AI is driving energy prices. How NJ must protect ratepayers | Opinion

News ClipTheDailyJournal.com·NJ·4/13/2026

This opinion piece argues that New Jersey ratepayers are unknowingly subsidizing the high electricity demands of the artificial intelligence industry and its associated data centers. The author proposes new regulations and tariffs to protect non-AI users from rising energy costs and potential grid strain. These measures include requiring AI users to perform grid impact studies and commit to interruptible service.

electricitygovernment
Gov: New Jersey Legislature, PJM Regional Transmission Operator, PSE&G
An opinion piece by Fred Fastiggi, principal and managing director of Shoreline Energy Advisors, warns that New Jersey ratepayers are facing rising electricity costs due to the massive energy demands of the artificial intelligence (AI) industry and its data centers. Fastiggi uses the "boiled frog" metaphor to illustrate how these costs are slowly increasing, likening proposed special electrical tariffs for AI owners to "whistling past the graveyard" if they don't sufficiently insulate non-AI users. The article explains that AI models consume vast amounts of electricity during training, with individual data centers requiring 500MW or more—half the size of a New Jersey nuclear generating station. National studies predict a significant increase in US data center energy demand, from 25GW in 2024 to over 80GW by 2030, potentially consuming 12% of all US electricity by 2030. This surge, combined with retirements of old power plants and delays in connecting new ones to the grid, is straining the Pennsylvania-Jersey-Maryland (PJM) Regional Transmission Operator, which serves New Jersey and 12 other states.

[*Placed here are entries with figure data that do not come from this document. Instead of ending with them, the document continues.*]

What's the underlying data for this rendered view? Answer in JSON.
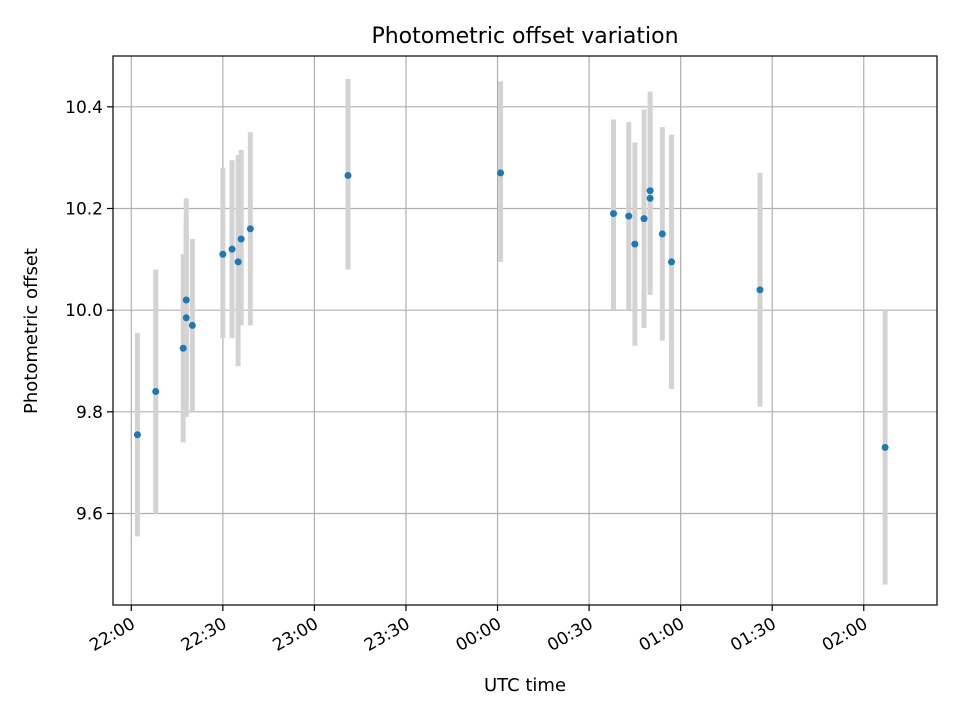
{
  "chart_data": {
    "type": "scatter",
    "title": "Photometric offset variation",
    "xlabel": "UTC time",
    "ylabel": "Photometric offset",
    "x_tick_labels": [
      "22:00",
      "22:30",
      "23:00",
      "23:30",
      "00:00",
      "00:30",
      "01:00",
      "01:30",
      "02:00"
    ],
    "y_tick_labels": [
      "9.6",
      "9.8",
      "10.0",
      "10.2",
      "10.4"
    ],
    "y_ticks": [
      9.6,
      9.8,
      10.0,
      10.2,
      10.4
    ],
    "xlim": [
      "21:54",
      "02:24"
    ],
    "ylim": [
      9.42,
      10.5
    ],
    "grid": true,
    "point_color": "#1f77b4",
    "errorbar_color": "#d3d3d3",
    "points": [
      {
        "time": "22:02",
        "y": 9.755,
        "err_low": 9.555,
        "err_high": 9.955
      },
      {
        "time": "22:08",
        "y": 9.84,
        "err_low": 9.6,
        "err_high": 10.08
      },
      {
        "time": "22:17",
        "y": 9.925,
        "err_low": 9.74,
        "err_high": 10.11
      },
      {
        "time": "22:18",
        "y": 9.985,
        "err_low": 9.79,
        "err_high": 10.18
      },
      {
        "time": "22:18",
        "y": 10.02,
        "err_low": 9.82,
        "err_high": 10.22
      },
      {
        "time": "22:20",
        "y": 9.97,
        "err_low": 9.8,
        "err_high": 10.14
      },
      {
        "time": "22:30",
        "y": 10.11,
        "err_low": 9.945,
        "err_high": 10.28
      },
      {
        "time": "22:33",
        "y": 10.12,
        "err_low": 9.945,
        "err_high": 10.295
      },
      {
        "time": "22:35",
        "y": 10.095,
        "err_low": 9.89,
        "err_high": 10.305
      },
      {
        "time": "22:36",
        "y": 10.14,
        "err_low": 9.97,
        "err_high": 10.315
      },
      {
        "time": "22:39",
        "y": 10.16,
        "err_low": 9.97,
        "err_high": 10.35
      },
      {
        "time": "23:11",
        "y": 10.265,
        "err_low": 10.08,
        "err_high": 10.455
      },
      {
        "time": "00:01",
        "y": 10.27,
        "err_low": 10.095,
        "err_high": 10.45
      },
      {
        "time": "00:38",
        "y": 10.19,
        "err_low": 10.0,
        "err_high": 10.375
      },
      {
        "time": "00:43",
        "y": 10.185,
        "err_low": 10.0,
        "err_high": 10.37
      },
      {
        "time": "00:45",
        "y": 10.13,
        "err_low": 9.93,
        "err_high": 10.33
      },
      {
        "time": "00:48",
        "y": 10.18,
        "err_low": 9.965,
        "err_high": 10.395
      },
      {
        "time": "00:50",
        "y": 10.235,
        "err_low": 10.04,
        "err_high": 10.43
      },
      {
        "time": "00:50",
        "y": 10.22,
        "err_low": 10.03,
        "err_high": 10.41
      },
      {
        "time": "00:54",
        "y": 10.15,
        "err_low": 9.94,
        "err_high": 10.36
      },
      {
        "time": "00:57",
        "y": 10.095,
        "err_low": 9.845,
        "err_high": 10.345
      },
      {
        "time": "01:26",
        "y": 10.04,
        "err_low": 9.81,
        "err_high": 10.27
      },
      {
        "time": "02:07",
        "y": 9.73,
        "err_low": 9.46,
        "err_high": 10.0
      }
    ]
  }
}
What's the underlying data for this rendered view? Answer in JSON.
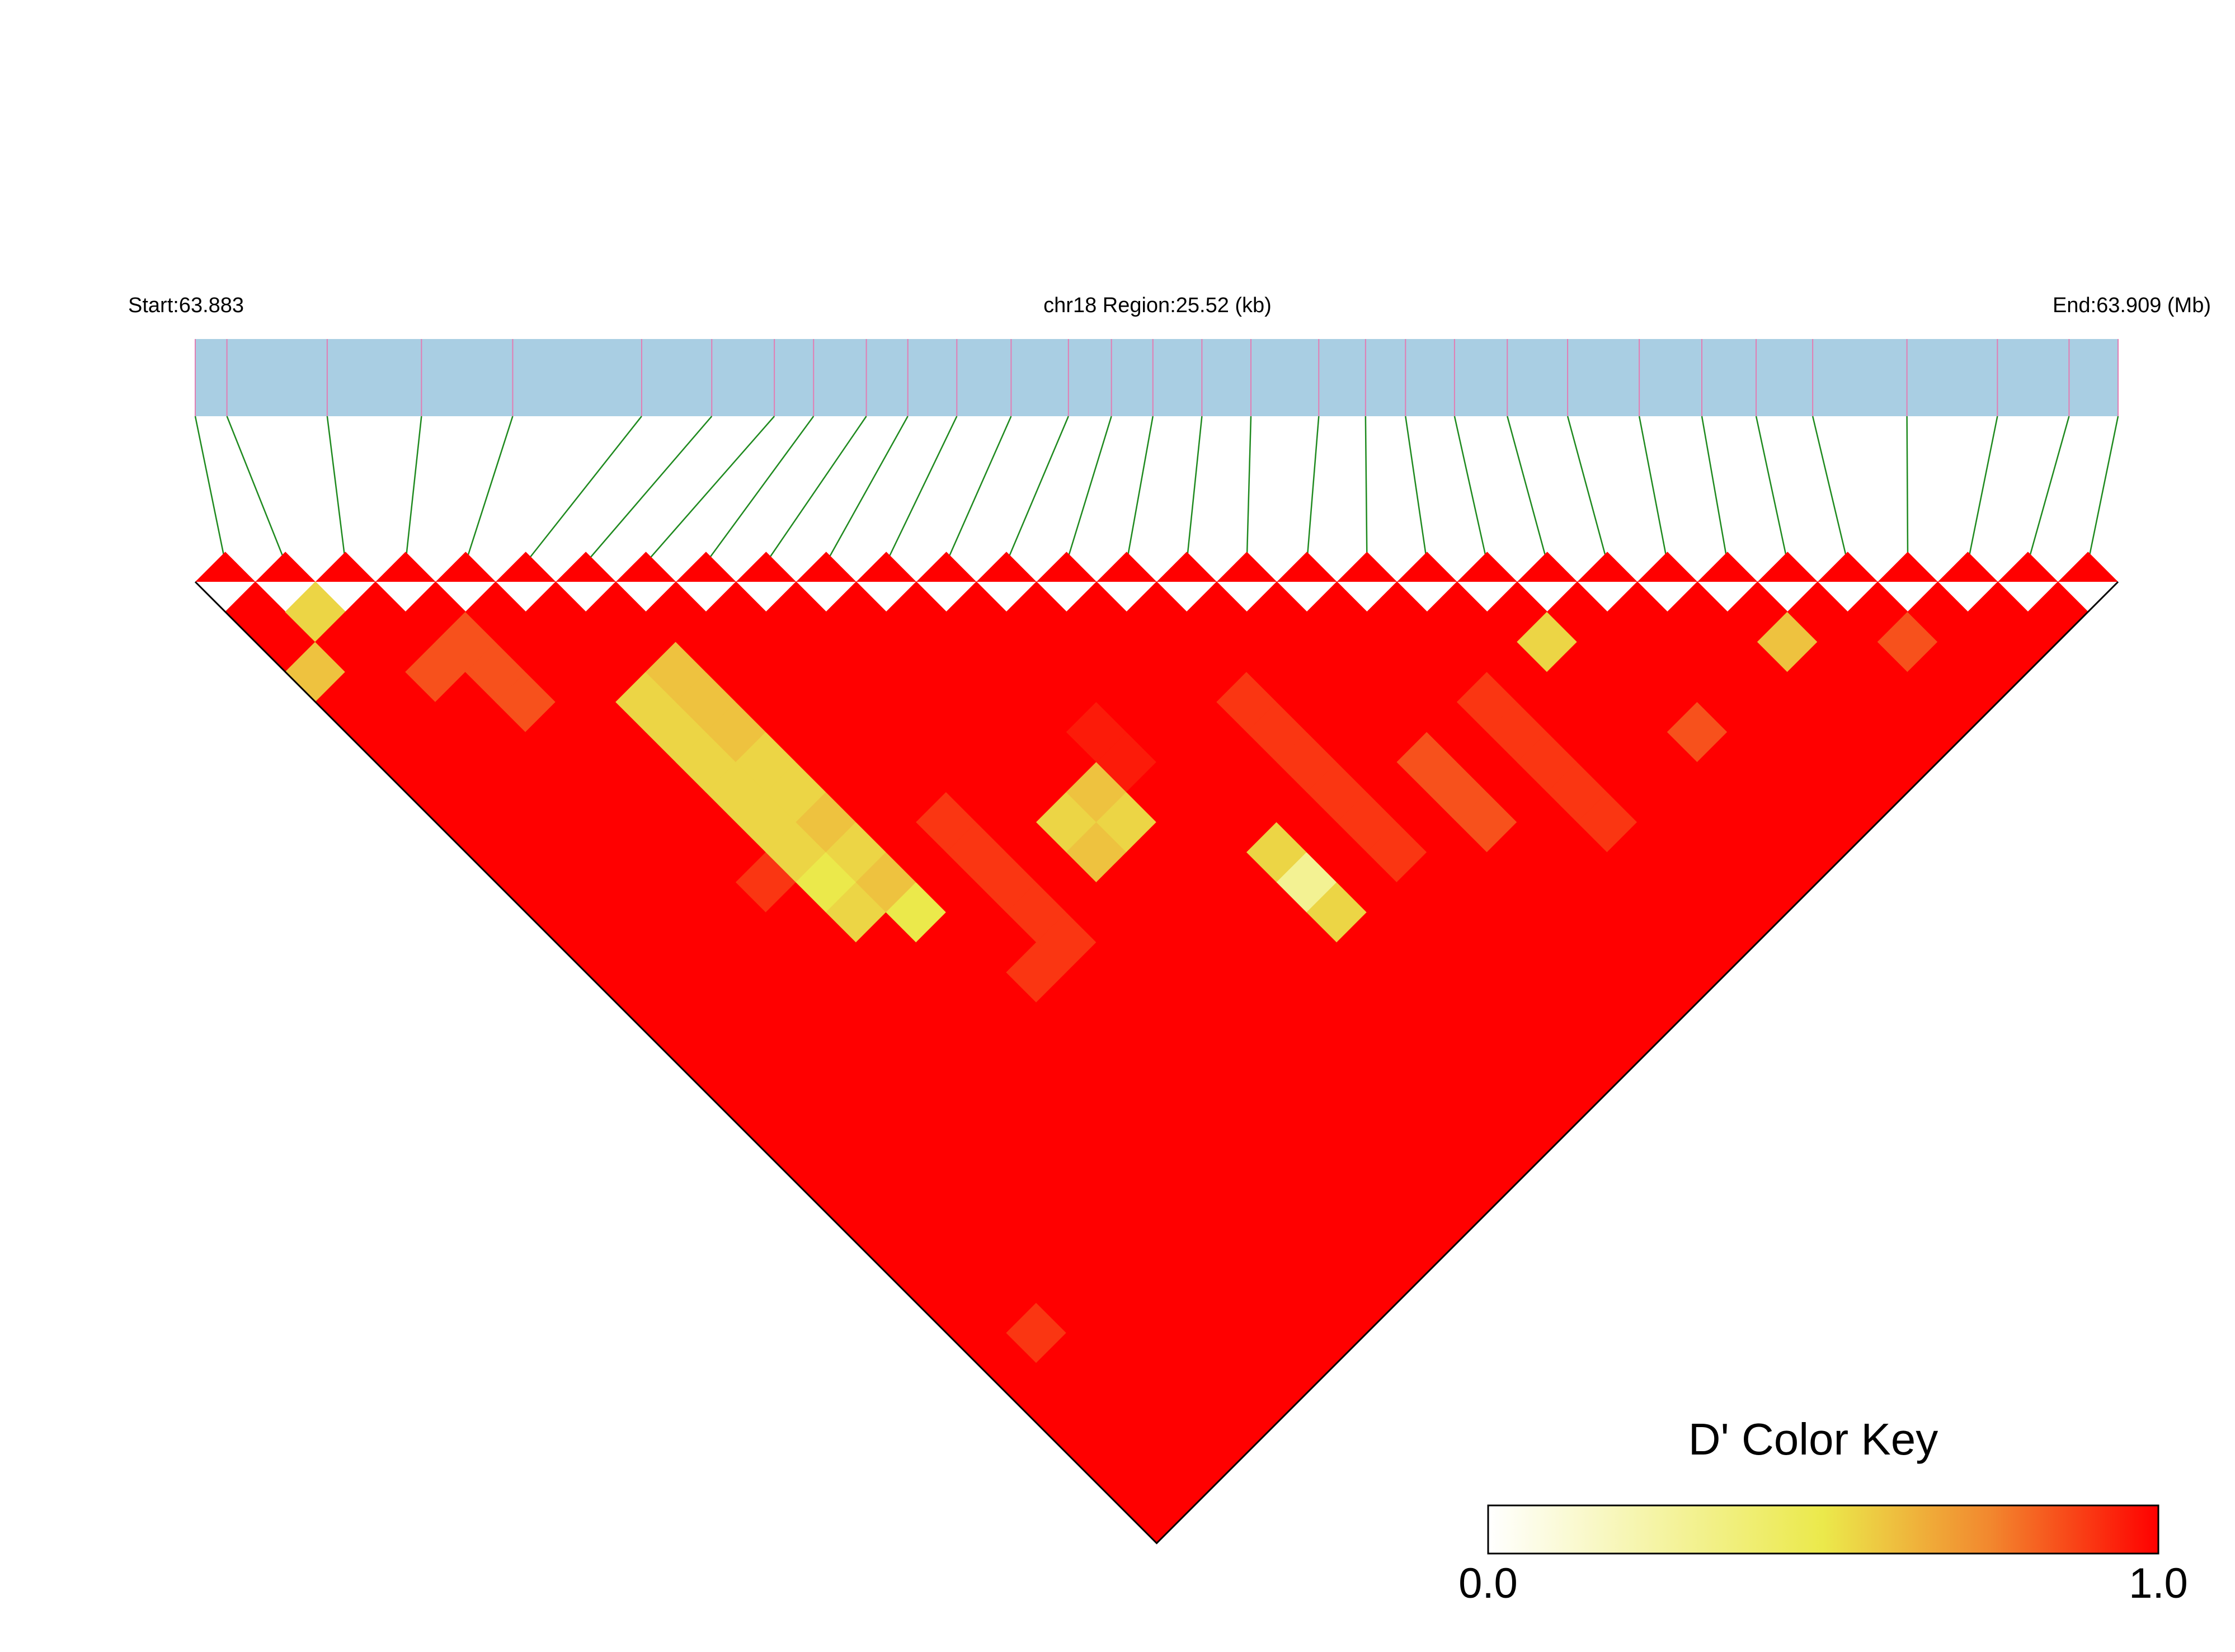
{
  "chart_data": {
    "type": "ld-heatmap",
    "start_label": "Start:63.883",
    "region_label": "chr18 Region:25.52 (kb)",
    "end_label": "End:63.909 (Mb)",
    "xlim": [
      63.8832,
      63.9087
    ],
    "snp_positions": [
      63.8832,
      63.88362,
      63.88495,
      63.8862,
      63.88741,
      63.88912,
      63.89005,
      63.89088,
      63.8914,
      63.8921,
      63.89265,
      63.8933,
      63.89402,
      63.89478,
      63.89535,
      63.8959,
      63.89655,
      63.8972,
      63.8981,
      63.89872,
      63.89925,
      63.8999,
      63.9006,
      63.9014,
      63.90235,
      63.90318,
      63.9039,
      63.90465,
      63.9059,
      63.9071,
      63.90805,
      63.9087
    ],
    "values": [
      [
        1,
        1,
        0.6,
        1,
        1,
        1,
        1,
        1,
        1,
        1,
        1,
        1,
        1,
        1,
        1,
        1,
        1,
        1,
        1,
        1,
        1,
        1,
        1,
        1,
        1,
        1,
        1,
        1,
        1,
        1,
        1
      ],
      [
        0.55,
        1,
        1,
        1,
        1,
        1,
        1,
        1,
        1,
        1,
        1,
        1,
        1,
        1,
        1,
        1,
        1,
        1,
        1,
        1,
        1,
        1,
        1,
        1,
        0.9,
        1,
        1,
        1,
        1,
        1
      ],
      [
        1,
        1,
        0.85,
        1,
        1,
        1,
        1,
        1,
        1,
        1,
        1,
        1,
        1,
        1,
        1,
        1,
        1,
        1,
        1,
        1,
        1,
        1,
        1,
        1,
        1,
        1,
        1,
        1,
        1
      ],
      [
        1,
        0.85,
        0.85,
        0.85,
        1,
        1,
        1,
        1,
        1,
        1,
        1,
        1,
        1,
        1,
        1,
        1,
        1,
        1,
        1,
        1,
        1,
        1,
        1,
        1,
        1,
        1,
        1,
        1
      ],
      [
        1,
        1,
        1,
        1,
        1,
        1,
        1,
        1,
        1,
        0.9,
        1,
        1,
        1,
        1,
        1,
        1,
        1,
        1,
        1,
        1,
        1,
        1,
        1,
        1,
        1,
        1,
        1
      ],
      [
        1,
        1,
        1,
        0.55,
        0.55,
        0.55,
        0.55,
        0.55,
        0.55,
        0.5,
        0.55,
        1,
        1,
        1,
        1,
        1,
        1,
        1,
        1,
        1,
        1,
        1,
        1,
        1,
        1,
        1
      ],
      [
        1,
        1,
        0.6,
        0.6,
        0.6,
        0.55,
        0.55,
        0.6,
        0.55,
        0.6,
        0.5,
        1,
        1,
        1,
        1,
        1,
        1,
        1,
        1,
        1,
        1,
        1,
        1,
        1,
        1
      ],
      [
        1,
        1,
        1,
        1,
        1,
        1,
        1,
        1,
        1,
        1,
        1,
        1,
        0.9,
        1,
        1,
        1,
        1,
        1,
        1,
        1,
        1,
        1,
        1,
        1
      ],
      [
        1,
        1,
        1,
        1,
        1,
        1,
        1,
        0.9,
        0.9,
        0.9,
        0.9,
        0.9,
        1,
        1,
        1,
        1,
        1,
        1,
        1,
        1,
        1,
        1,
        1
      ],
      [
        1,
        1,
        1,
        1,
        1,
        1,
        1,
        1,
        1,
        1,
        1,
        1,
        1,
        1,
        1,
        1,
        1,
        1,
        1,
        1,
        1,
        1
      ],
      [
        1,
        1,
        1,
        1,
        1,
        1,
        1,
        0.55,
        0.6,
        1,
        1,
        1,
        1,
        1,
        1,
        1,
        1,
        1,
        1,
        1,
        1
      ],
      [
        1,
        1,
        1,
        1,
        1,
        1,
        0.6,
        0.55,
        1,
        1,
        1,
        1,
        1,
        1,
        1,
        1,
        1,
        1,
        1,
        1
      ],
      [
        1,
        1,
        1,
        1,
        0.95,
        0.95,
        1,
        1,
        1,
        1,
        1,
        1,
        1,
        1,
        1,
        1,
        1,
        1,
        1
      ],
      [
        1,
        1,
        1,
        1,
        1,
        1,
        1,
        1,
        0.55,
        0.3,
        0.55,
        1,
        1,
        1,
        1,
        1,
        1,
        1
      ],
      [
        1,
        1,
        1,
        1,
        1,
        1,
        1,
        1,
        1,
        1,
        1,
        1,
        1,
        1,
        1,
        1,
        1
      ],
      [
        1,
        1,
        1,
        0.9,
        0.9,
        0.9,
        0.9,
        0.9,
        0.9,
        1,
        1,
        1,
        1,
        1,
        1,
        1
      ],
      [
        1,
        1,
        1,
        1,
        1,
        1,
        1,
        1,
        1,
        1,
        1,
        1,
        1,
        1,
        1
      ],
      [
        1,
        1,
        1,
        1,
        1,
        0.85,
        0.85,
        0.85,
        1,
        1,
        1,
        1,
        1,
        1
      ],
      [
        1,
        1,
        1,
        1,
        1,
        1,
        1,
        1,
        1,
        1,
        1,
        1,
        1
      ],
      [
        1,
        1,
        1,
        0.9,
        0.9,
        0.9,
        0.9,
        0.9,
        1,
        1,
        1,
        1
      ],
      [
        1,
        1,
        1,
        1,
        1,
        1,
        1,
        1,
        1,
        1,
        1
      ],
      [
        1,
        0.55,
        1,
        1,
        1,
        1,
        1,
        1,
        1,
        1
      ],
      [
        1,
        1,
        1,
        1,
        0.85,
        1,
        1,
        1,
        1
      ],
      [
        1,
        1,
        1,
        1,
        1,
        1,
        1,
        1
      ],
      [
        1,
        1,
        1,
        1,
        1,
        1,
        1
      ],
      [
        1,
        0.6,
        1,
        1,
        1,
        1
      ],
      [
        1,
        1,
        1,
        1,
        1
      ],
      [
        1,
        0.85,
        1,
        1
      ],
      [
        1,
        1,
        1
      ],
      [
        1,
        1
      ],
      [
        1
      ]
    ],
    "colorscale": [
      [
        0,
        "#ffffff"
      ],
      [
        0.5,
        "#ebe94b"
      ],
      [
        0.75,
        "#f2872e"
      ],
      [
        1,
        "#ff0000"
      ]
    ],
    "color_key": {
      "title": "D' Color Key",
      "range": [
        0,
        1
      ],
      "ticks": [
        {
          "value": 0,
          "label": "0.0"
        },
        {
          "value": 1,
          "label": "1.0"
        }
      ]
    },
    "bar_color": "#a9cee3",
    "snp_color": "#e27db3",
    "link_color": "#1f8a1f",
    "border_color": "#000000"
  }
}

Fastiggi criticizes the traditional utility rate-making process, which socializes infrastructure expansion costs, potentially leading to non-AI customers subsidizing infrastructure built specifically for AI. He also raises concerns about stranded costs if projected AI energy demands do not materialize, citing a past instance in Newark with PSE&G. To prevent electric prices from reaching a "boiling point," Fastiggi urges New Jersey legislators and regulators to adopt more aggressive, targeted measures. He suggests that prospective AI users should fund grid impact studies, be held responsible for exit fees if capacity commitments aren't met, and face penalties for underestimating demand. Additionally, he proposes strengthening specialized tariffs to make AI facility service exclusively interruptible during peak demand and relaxing policies to allow for isolated microgrids or distributed generation for data centers, thereby decoupling them from the utility grid and protecting non-AI users.